State law permits certain qualified high school and home-based private educational program students to work at the polls as an election inspector on Election Day. Wis. Stat. § 7.30(2)(am).
Students must be enrolled in a public, private, or tribal high school or a home-based private educational program. Students may decide for themselves to serve as election inspectors or in response to a school sponsored initiative. Civics, government or political science teachers or administrators may see this as an opportunity for a real life learning experience. Student organizations may find this to be an attractive form of community service and an interesting learning opportunity.
Allowing students to work as election inspectors provides an opportunity for students to become involved in the election process and also offers clerks another resource for filling election inspector positions. Students with foreign language skills can serve at polling places where voters may need assistance understanding the ballot, voting equipment and other election-related materials. In many locations, Hmong and Spanish speaking voters need special assistance.
Before a student may be appointed as an inspector, the municipal clerk shall obtain written authorization from the student's parent or guardian. The clerk must also obtain written authorization from the principal or program administrator of the school where the student is enrolled if the student has less than a 3.0 grade point average. Upon appointment, the municipal clerk shall notify the principal or program administrator of the school where the student is enrolled as of the date of the election at which the student will serve.
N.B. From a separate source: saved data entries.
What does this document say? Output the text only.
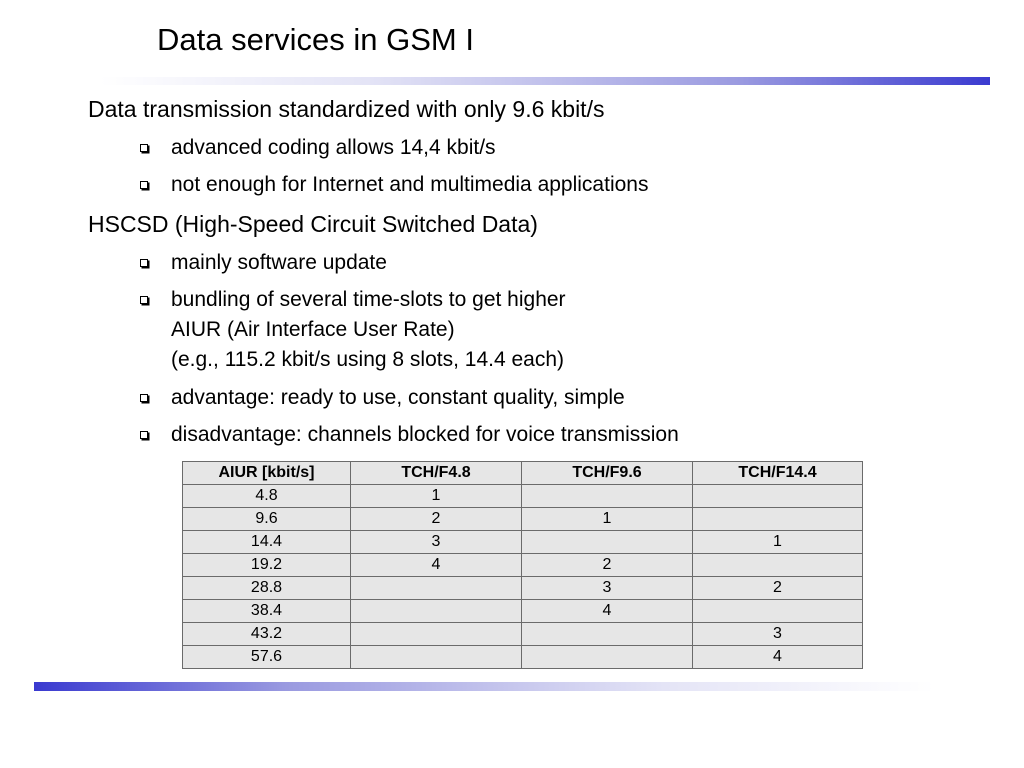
Data services in GSM I
Data transmission standardized with only 9.6 kbit/s
advanced coding allows 14,4 kbit/s
not enough for Internet and multimedia applications
HSCSD (High-Speed Circuit Switched Data)
mainly software update
bundling of several time-slots to get higher
AIUR (Air Interface User Rate)
(e.g., 115.2 kbit/s using 8 slots, 14.4 each)
advantage: ready to use, constant quality, simple
disadvantage: channels blocked for voice transmission
AIUR [kbit/s]	TCH/F4.8	TCH/F9.6	TCH/F14.4
4.8	1		
9.6	2	1	
14.4	3		1
19.2	4	2	
28.8		3	2
38.4		4	
43.2			3
57.6			4
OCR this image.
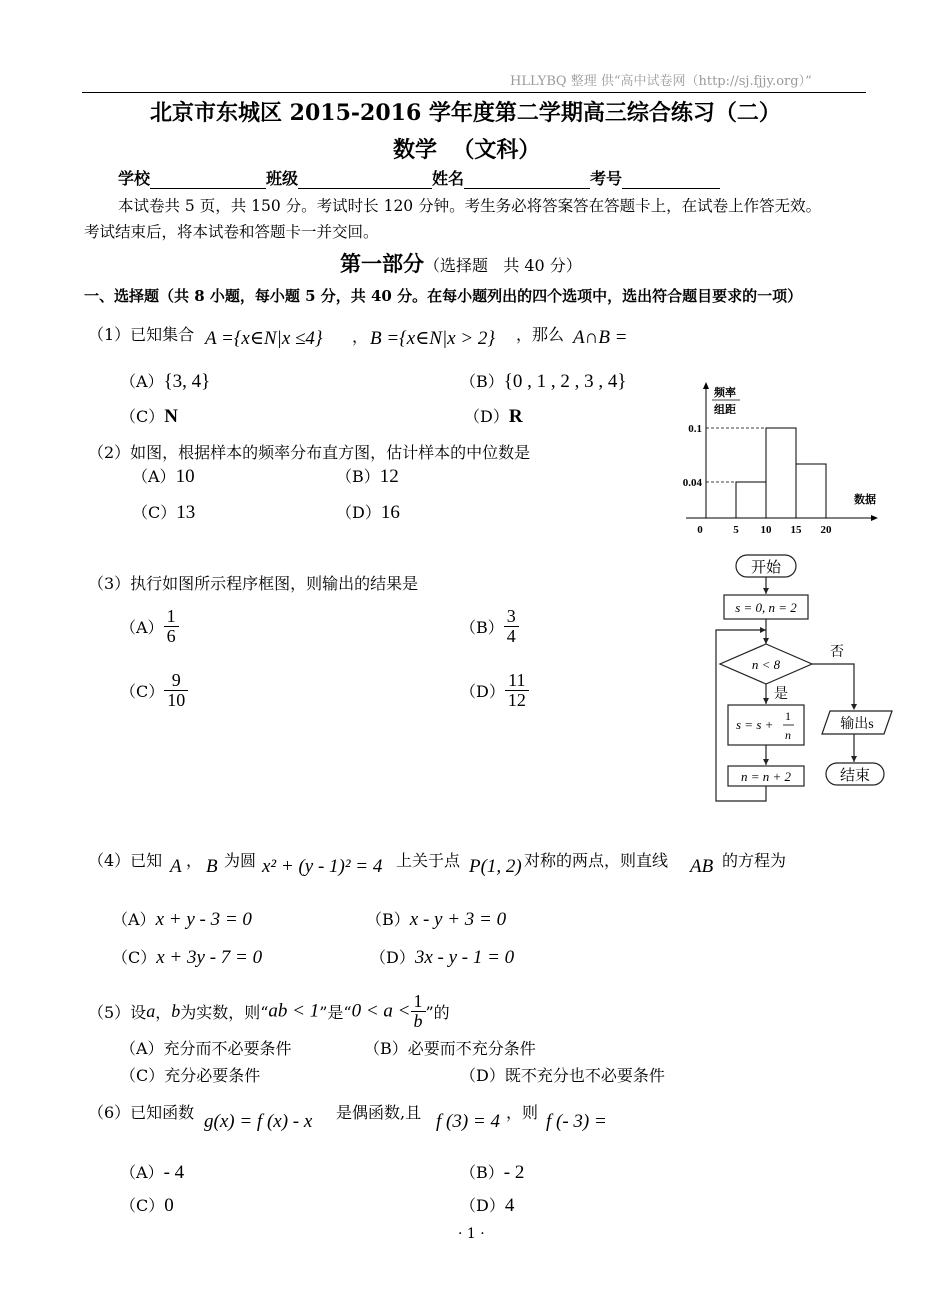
HLLYBQ 整理 供“高中试卷网（http://sj.fjjy.org）”
北京市东城区 2015-2016 学年度第二学期高三综合练习（二）
数学  （文科）
学校	班级	姓名	考号
本试卷共 5 页，共 150 分。考试时长 120 分钟。考生务必将答案答在答题卡上，在试卷上作答无效。
考试结束后，将本试卷和答题卡一并交回。
第一部分（选择题   共 40 分）
一、选择题（共 8 小题，每小题 5 分，共 40 分。在每小题列出的四个选项中，选出符合题目要求的一项）
（1）已知集合 A ={x∈N|x ≤4} ， B ={x∈N|x > 2} ，那么 A∩B =
（A）{3, 4}	（B）{0 , 1 , 2 , 3 , 4}
（C）N	（D）R
（2）如图，根据样本的频率分布直方图，估计样本的中位数是
（A）10	（B）12
（C）13	（D）16
频率
组距
数据
0.04
0.1
0	5 10 15 20
（3）执行如图所示程序框图，则输出的结果是
$(A) \frac{1}{6}$	$(B) \frac{3}{4}$
$(C) \frac{9}{10}$	$(D) \frac{11}{12}$
开始
s = 0, n = 2
n < 8
否
是
s = s +
1
n
n = n + 2
输出s
结束
（4）已知 A ， B 为圆 x² + (y - 1)² = 4 上关于点 P(1, 2) 对称的两点，则直线 AB 的方程为
（A）x + y - 3 = 0	（B）x - y + 3 = 0
（C）x + 3y - 7 = 0	（D）3x - y - 1 = 0
（5）设a，b为实数，则“ab < 1”是“$0 < a < \frac{1}{b}$ ”的
（A）充分而不必要条件	（B）必要而不充分条件
（C）充分必要条件	（D）既不充分也不必要条件
（6）已知函数 g(x) = f (x) - x 是偶函数,且 f (3) = 4 ，则 f (- 3) =
（A）- 4	（B）- 2
（C）0	（D）4
· 1 ·
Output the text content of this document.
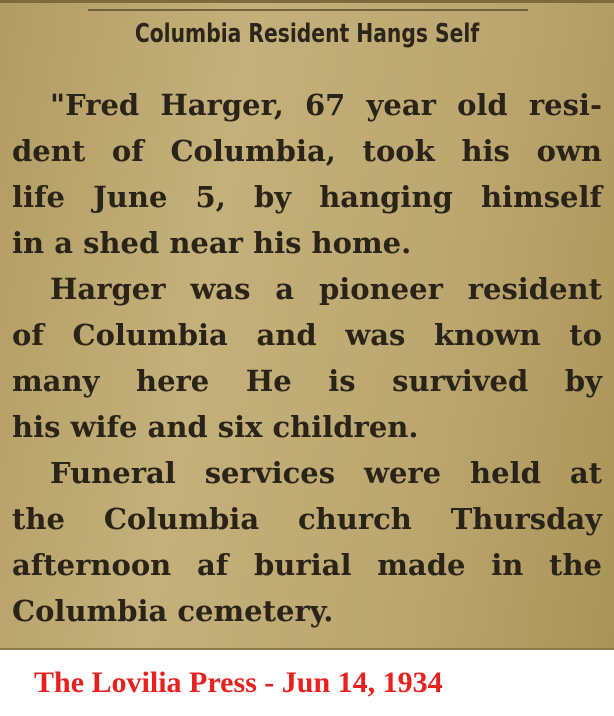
Columbia Resident Hangs Self
"Fred Harger, 67 year old resi-
dent of Columbia, took his own
life June 5, by hanging himself
in a shed near his home.
Harger was a pioneer resident
of Columbia and was known to
many here He is survived by
his wife and six children.
Funeral services were held at
the Columbia church Thursday
afternoon af burial made in the
Columbia cemetery.
The Lovilia Press - Jun 14, 1934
A student may only serve as an inspector at a polling place if at least one inspector, other than the chief inspector, is a qualified elector of the municipality
A student may not serve as chief inspector at a polling place
A student serving as an election inspector may not challenge any person offering to vote.
Students may serve only at polling places that serve their residence.
Municipal clerks are encouraged to work with their local schools and home-based private educational programs to enable students to serve as election inspectors.